In twenty-three years, I have already met too many people who, apropos of nothing, complimented me on my “really good English.” What they mean is that I speak with an American accent, that my vocabulary is large and versatile, that my grasp of English grammar is precise. The more insidious implication is that I’ve earned their approval, and that by speaking correct English, I have proven myself to be somehow better than other human beings with faces like mine. It is a broken system that judges the quality of a person and the worth of their words on something as arbitrary as accent, or as pedantic as grammar, and if I buy into that system, then I am just as corrupt.

When my students tell me that their English is broken, I refuse to accept it. “If I can understand you, then your English is not broken,” I tell them. If they do not know the words, I ask them to explain themselves in another way. With facial expressions, with bursts of Bahasa Melayu, with sounds and gestures. I try my best to meet them halfway. “Oh,” I say. “Saya faham.” I understand. They bob their heads in agreement. “Ah, ah, faham, faham,” they repeat, with grins of mingled pride and relief. Then, I teach them a new word.


The track meet has provided me with so many opportunities to bond with students, especially those who are usually too shy to speak to me. Sarah (left) rarely ever speaks to me in class, but she’s super boisterous when she’s in her element. Fakhriah (right) has been borrowing my glasses all week so that she can take selfies.

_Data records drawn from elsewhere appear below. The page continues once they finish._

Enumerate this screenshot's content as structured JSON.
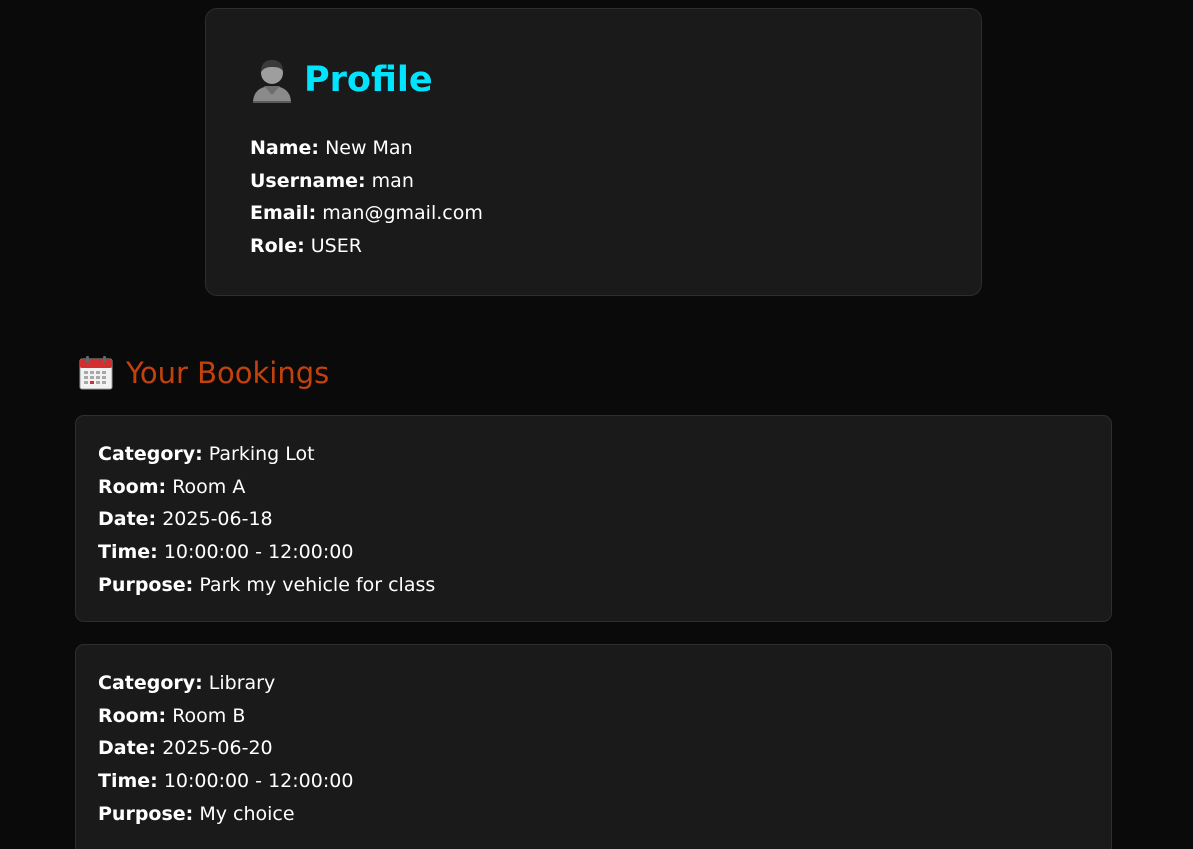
{
  "profile": {
    "icon": "user-silhouette-icon",
    "title": "Profile",
    "fields": [
      {
        "label": "Name:",
        "value": "New Man"
      },
      {
        "label": "Username:",
        "value": "man"
      },
      {
        "label": "Email:",
        "value": "man@gmail.com"
      },
      {
        "label": "Role:",
        "value": "USER"
      }
    ]
  },
  "bookings": {
    "icon": "calendar-icon",
    "title": "Your Bookings",
    "items": [
      {
        "category_label": "Category:",
        "category": "Parking Lot",
        "room_label": "Room:",
        "room": "Room A",
        "date_label": "Date:",
        "date": "2025-06-18",
        "time_label": "Time:",
        "time": "10:00:00 - 12:00:00",
        "purpose_label": "Purpose:",
        "purpose": "Park my vehicle for class"
      },
      {
        "category_label": "Category:",
        "category": "Library",
        "room_label": "Room:",
        "room": "Room B",
        "date_label": "Date:",
        "date": "2025-06-20",
        "time_label": "Time:",
        "time": "10:00:00 - 12:00:00",
        "purpose_label": "Purpose:",
        "purpose": "My choice"
      }
    ]
  },
  "colors": {
    "background": "#0a0a0a",
    "card": "#1a1a1a",
    "profile_title": "#00e5ff",
    "bookings_title": "#c2410c"
  }
}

Back in 2014, before I accepted my Fulbright grant, I thought long and hard about whether I really wanted to go. I was worried that accepting the grant would mean becoming complicit in a neocolonial English education system, and that I might end up doing more harm than good. In the end, one of my friends pointed out a very simple fact. “If you’re not doing it, someone else is gonna do it, and you don’t know their history or teaching style.”

Even in my second year, I am still not fully comfortable with my position here, and with being part of an ultimately problematic system. I don’t think that I’ll ever be fully comfortable with it, and honestly, I don’t think I should. Comfort means acceptance, and is not always conducive to reflection and growth. So I’ve learned to accept my own uneasiness, because it means that I try to be self-reflexive and conscious about the consequences of my own actions. It does help, though, to know that I can use my own history to understand my students better. It feels like I’m taking the lessons my parents taught me, whether consciously or unconsciously, and paying it forward.

On a more personal level, I am trying to make things right. I am trying to make up for years of arrogance, of interrupting my mother to correct her, even when I understood exactly what she was trying to say. Every time I manage to guide a struggling student through a conversation. Every time they smile at their own successes, before running away. Every time that they come back, again and again, for more.

It feels a little like atonement.

I am still searching for the right words to say to my mother. I still can’t find them. But until I do, I’ll keep trying to tell her, without words, that I’m sorry, and that I’m beginning to understand.


My fabulous, fearless music teachers. No class is every truly complete without selfies.